Die belgische Polizei will nach den tödlichen Schüssen im Jüdischen Museum ein Phantombild des Attentäters veröffentlichen. Die Staatsanwaltschaft rief die Bevölkerung zur Zusammenarbeit mit den Behörden auf. Der Mann hatte ein israelisches Touristenpaar und eine Französin erschossen. Auch das vierte Opfer verstarb mittlerweile, wie der Präsident der Belgischen Liga gegen Antisemitismus, Joël Rubinfeld, mitteilte.

Der Täter habe "wahrscheinlich allein" gehandelt und sei "gut vorbereitet" gewesen, sagte Vizestaatsanwältin Ine Van Wymersch. Bislang bekannte sich niemand zu der Tat. Die Polizei wertete Videos aus Überwachungskameras aus.
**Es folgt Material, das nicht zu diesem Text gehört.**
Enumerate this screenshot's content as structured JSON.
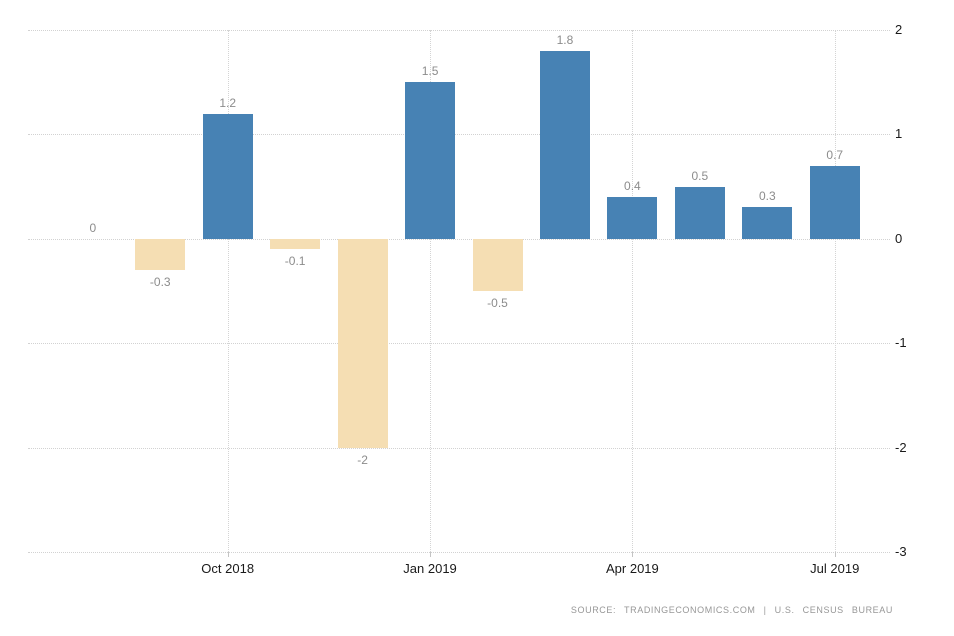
{
  "chart_data": {
    "type": "bar",
    "title": "",
    "xlabel": "",
    "ylabel": "",
    "values": [
      0,
      -0.3,
      1.2,
      -0.1,
      -2,
      1.5,
      -0.5,
      1.8,
      0.4,
      0.5,
      0.3,
      0.7
    ],
    "bar_labels": [
      "0",
      "-0.3",
      "1.2",
      "-0.1",
      "-2",
      "1.5",
      "-0.5",
      "1.8",
      "0.4",
      "0.5",
      "0.3",
      "0.7"
    ],
    "x_ticks": [
      {
        "label": "Oct 2018",
        "bar_index": 2
      },
      {
        "label": "Jan 2019",
        "bar_index": 5
      },
      {
        "label": "Apr 2019",
        "bar_index": 8
      },
      {
        "label": "Jul 2019",
        "bar_index": 11
      }
    ],
    "y_ticks": [
      "2",
      "1",
      "0",
      "-1",
      "-2",
      "-3"
    ],
    "ylim": [
      -3,
      2
    ],
    "y_axis_side": "right",
    "grid": "dotted",
    "legend_position": "none",
    "colors": {
      "positive_bar": "#4782b4",
      "negative_bar": "#f5deb3",
      "grid": "#d2d2d2",
      "value_label": "#8c8c8c",
      "axis_label": "#1a1a1a",
      "background": "#ffffff"
    }
  },
  "footer": {
    "source": "SOURCE: TRADINGECONOMICS.COM | U.S. CENSUS BUREAU"
  }
}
Van Wymersch bestätigte, dass es sich bei den Toten um zwei Israelis und eine Französin handelt. Die Französin arbeitete nach Angaben des Museums ehrenamtlich in dem Haus. Das vierte Opfer stammte aus Belgien und war Mitarbeiter am Museumsempfang. Der junge Mann war durch Schüsse lebensgefährlich verletzt worden und am Sonntag gestorben. Angaben des israelischen Außenministeriums zufolge stammen die getöteten Israelis aus Tel Aviv; es handele sich um einen 54-jährigen Mann und eine 53-jährige Frau.     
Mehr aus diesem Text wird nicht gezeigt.